Aquí­ me paró Ignacio y me dijo que ya, que ya lo entendí­a; pero que el precio era muy caro, pues todo esto comportaba la renuncia a los principios. Y yo me disparé sustituyendo el discurso plomizo por otro más alocado. Los principios en los que él y yo habí­amos creí­do en nuestra juventud antifranquista eran sistemática y torticeramente desvirtuados especialmente desde ciertos ámbitos que usan el principio de libertad, o bien para justificar la corrupción bien diseñada, o bien para sostener posiciones a mi juicio aberrantes en lo que concierne a las libertades concretas.

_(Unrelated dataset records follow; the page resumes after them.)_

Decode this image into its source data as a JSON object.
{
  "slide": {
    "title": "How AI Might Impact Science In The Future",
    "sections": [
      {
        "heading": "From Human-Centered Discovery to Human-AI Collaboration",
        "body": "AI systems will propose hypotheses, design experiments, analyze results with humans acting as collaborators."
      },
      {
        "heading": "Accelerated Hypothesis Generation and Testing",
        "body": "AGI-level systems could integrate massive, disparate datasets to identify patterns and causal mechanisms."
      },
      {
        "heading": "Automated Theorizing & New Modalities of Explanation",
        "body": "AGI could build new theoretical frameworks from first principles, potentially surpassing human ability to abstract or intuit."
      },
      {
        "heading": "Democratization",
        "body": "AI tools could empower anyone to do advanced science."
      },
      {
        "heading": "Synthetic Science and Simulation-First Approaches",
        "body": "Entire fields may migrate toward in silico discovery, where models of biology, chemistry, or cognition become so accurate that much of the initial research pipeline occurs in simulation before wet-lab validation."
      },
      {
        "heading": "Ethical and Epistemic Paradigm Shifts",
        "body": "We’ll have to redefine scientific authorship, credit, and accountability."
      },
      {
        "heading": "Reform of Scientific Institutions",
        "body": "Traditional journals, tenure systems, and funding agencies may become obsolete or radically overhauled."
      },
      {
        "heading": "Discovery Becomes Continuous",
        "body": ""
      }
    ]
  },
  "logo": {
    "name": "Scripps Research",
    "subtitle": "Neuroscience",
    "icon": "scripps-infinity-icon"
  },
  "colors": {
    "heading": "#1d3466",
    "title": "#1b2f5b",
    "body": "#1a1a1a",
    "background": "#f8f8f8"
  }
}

En aquel momento me pareció claro que los únicos que hablan de principios son o los izquierdistas irredentos o los jacobinos centralistas o los conservadores ricos que aspiran a serlo más. Así­ que afirmé con todo candor lo que he tomado como tí­tulo de este post: ¡Abajo los principios! Prefiero un mundo sin principios que un mundo donde la afirmación de los principios no es sino una cohartada para refugiarse en un mundo que no quiere ni desaparecer ni evolucionar.

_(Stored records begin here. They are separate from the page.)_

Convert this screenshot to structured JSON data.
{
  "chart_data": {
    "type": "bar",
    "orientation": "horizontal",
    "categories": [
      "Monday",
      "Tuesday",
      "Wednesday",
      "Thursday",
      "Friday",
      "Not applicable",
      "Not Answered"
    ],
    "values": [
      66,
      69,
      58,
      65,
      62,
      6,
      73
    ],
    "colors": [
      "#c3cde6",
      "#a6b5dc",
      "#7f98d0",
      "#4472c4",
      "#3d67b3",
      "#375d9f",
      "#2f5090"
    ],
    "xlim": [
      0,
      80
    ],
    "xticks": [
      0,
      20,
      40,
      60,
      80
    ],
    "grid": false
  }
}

Desbarré más, quizá intoxicado por el hí­gado, pero no me arrepiento porque me quedé satifecho. Tení­a ganas de oir cómo sonaba este discurso en los oí­dos de una persona inteligente y de las pocas que quedan con sus principios intactos. Terminé explicando cómo era este discurso posmodermo, y solo él, el que permití­a salvar al mismo tiempo mis proclividades nacionalistas no muy ortodoxas y la polí­tica presuntamente herrática de Zapatero, cosas ambas que quiero defender pues de lo contrario volverá el conservadurismo y volverá, como dicen los anglosajones, “with a vengeance”. Pero no solo por eso.

«¡Abajo los principios!» recibió 0 desde que se publicó el Sábado 11 de Noviembre de 2006 . Si te ha gustado este post quizá te gusten otros posts escritos por Juan Urrutia.

Comentarios recibidos en este post y unidos a la discusión global de todos a través de la Matriz, nuestro espacio conversacional.

  1. Berlin Smith dice:

    Siento que la paradoja es la duda sobre la existencia de principios inmutables y la propia necesidad de que existan. Por cordura. Por ansia de verdad. Por saber dónde volver cuando la duda acecha, cuando la sensatez de que la ortodoxia quede de lado agote su valor instrumental. Seguir sin saber nada, dudar para que la ortodoxia no condene a la infelicidad. Seguir buscando qué principios son menos difusos. Supongo que es un bucle eterno.

  2. Juan Urrutia dice:

    Efectivamente es un bucle eterno. Pero lo que no entiendo es que esa eternidad produzca ansiedad. Debe ser por la prisa en llegar a algún final para poder descansar. Sin embargo ese descanso es ni menos que la muerte.

  3. Berlin Smith dice:

    Yo, por el contrario, pienso que en el momento en que se asume esa relatividad – que no me acusen de relativismo – se alcanza una notable paz interior. O, al menos, una gran tranquilidad intelectual. Esa sensación de que por mucho que entusiasmen las ideas que a uno le hacen estirar la sonrisa y hasta en momentos de euforia pensar que va a salvar la humanidad con ellas, en realidad resultan ser muy, muy, perfectibles, tan falsables y tan incapaces de ser perfectas casi como cualquier otra. Y simultáneamente comprender que las escalas de valores existen, con todo su envoltorio de niebla.